I suspect the problem here is not that the challenge you've provided is difficult to parallelize, or that it implements the functionality of a database or is M:N (by the way--something that is M:N in a hard to address way are entity-entity collisions!), but that the solution is designed in a very indirect way on top of existing Minecraft mechanics. As far as I can tell from what I've read about Redstone, it's completely possible to parallelize for most purposes to which it's put, since blocks can only update other blocks in very limited, local ways on each tick--it might even be amenable to GPU optimizations (in our own game, we would make sure that updates commuted on each tick to avoid needing to serialize merging operations on adjacent Redstone tiles). However, I could easily be misunderstanding both what you're asking for, and how Redstone works. If this is the case, please let me know!

Even more speculatively: I think a lot of game designers, when they think about parallelizing something, think about doing it in the background, or running things concurrently at different rates. While this can be done, this is primarily useful for performing a long-running background operation without blocking the game, not for improving the game's overall performance! In fact, running in the background in this way is often slower than just running single threaded, especially if it interacts with other world state. Many game developers therefore conclude that the task can't be profitably parallelized and move on. But the best (and simplest) solutions often involve keeping a sequential algorithm, but rewriting it so that each step of the algorithm can be performed massively in parallel, as in several of the possible solutions I outlined above. This is the bulk synchronous parallel model, which is the most commonly used parallelization strategy in HPC environments, and is also the primary parallelization strategy for GPU programming. It allows mixing fine-grained state updates with partitioning to maximize your utilization of all your cores, and because you're parallelizing a single workload and partitioning by write resources, it usually has far less contention with other threads than if you were trying to parallelize many workloads at once, each hitting the same stuff. This is the model we almost always turn to to parallelize things unless it's extremely obvious that we don't want them blocking a tick (like chunk generation, for example) and it reliably gives us great speedups without making the algorithm incomprehensible.

Kiro · on Sept 5, 2021

You're way too humble. Why are you downplaying your achievements with Veloren? It's a miracle made by geniuses and should be advertised as such.

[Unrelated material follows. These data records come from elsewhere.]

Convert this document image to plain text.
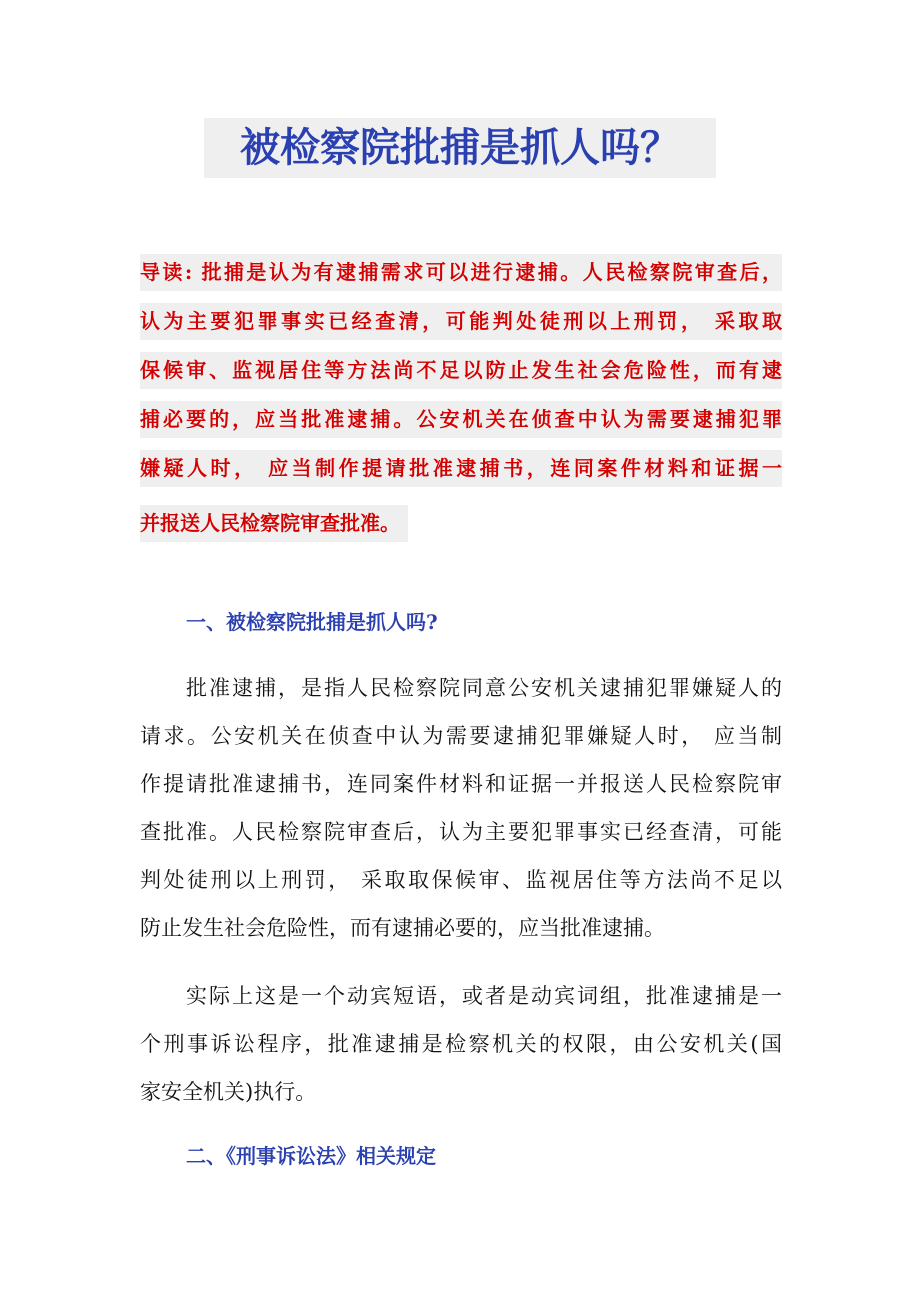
被检察院批捕是抓人吗？
导读: 批捕是认为有逮捕需求可以进行逮捕。人民检察院审查后，
认为主要犯罪事实已经查清，可能判处徒刑以上刑罚， 采取取
保候审、监视居住等方法尚不足以防止发生社会危险性，而有逮
捕必要的，应当批准逮捕。公安机关在侦查中认为需要逮捕犯罪
嫌疑人时， 应当制作提请批准逮捕书，连同案件材料和证据一
并报送人民检察院审查批准。
一、被检察院批捕是抓人吗?
　　批准逮捕，是指人民检察院同意公安机关逮捕犯罪嫌疑人的
请求。公安机关在侦查中认为需要逮捕犯罪嫌疑人时， 应当制
作提请批准逮捕书，连同案件材料和证据一并报送人民检察院审
查批准。人民检察院审查后，认为主要犯罪事实已经查清，可能
判处徒刑以上刑罚， 采取取保候审、监视居住等方法尚不足以
防止发生社会危险性，而有逮捕必要的，应当批准逮捕。
　　实际上这是一个动宾短语，或者是动宾词组，批准逮捕是一
个刑事诉讼程序，批准逮捕是检察机关的权限，由公安机关(国
家安全机关)执行。
二、《刑事诉讼法》相关规定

Jweb_Guru · on Sept 5, 2021

Not sure if you're being sarcastic, but either way, I'm not saying there aren't some very impressive developers contributing to Veloren, or some really tricky and highly optimized code. But for the parallelization part, we're really not doing anything special. Pretty much all the cleverness there is in the libraries we use, and newer programmers can parallelize stuff about as easily as the more experienced devs.

Of course, if you wanted to say that libraries like crossbeam or rayon are "miracles made by geniuses" then I'd be more inclined to agree :) But there are similar facilities in other languages too, e.g. folly and OpenMP for C++.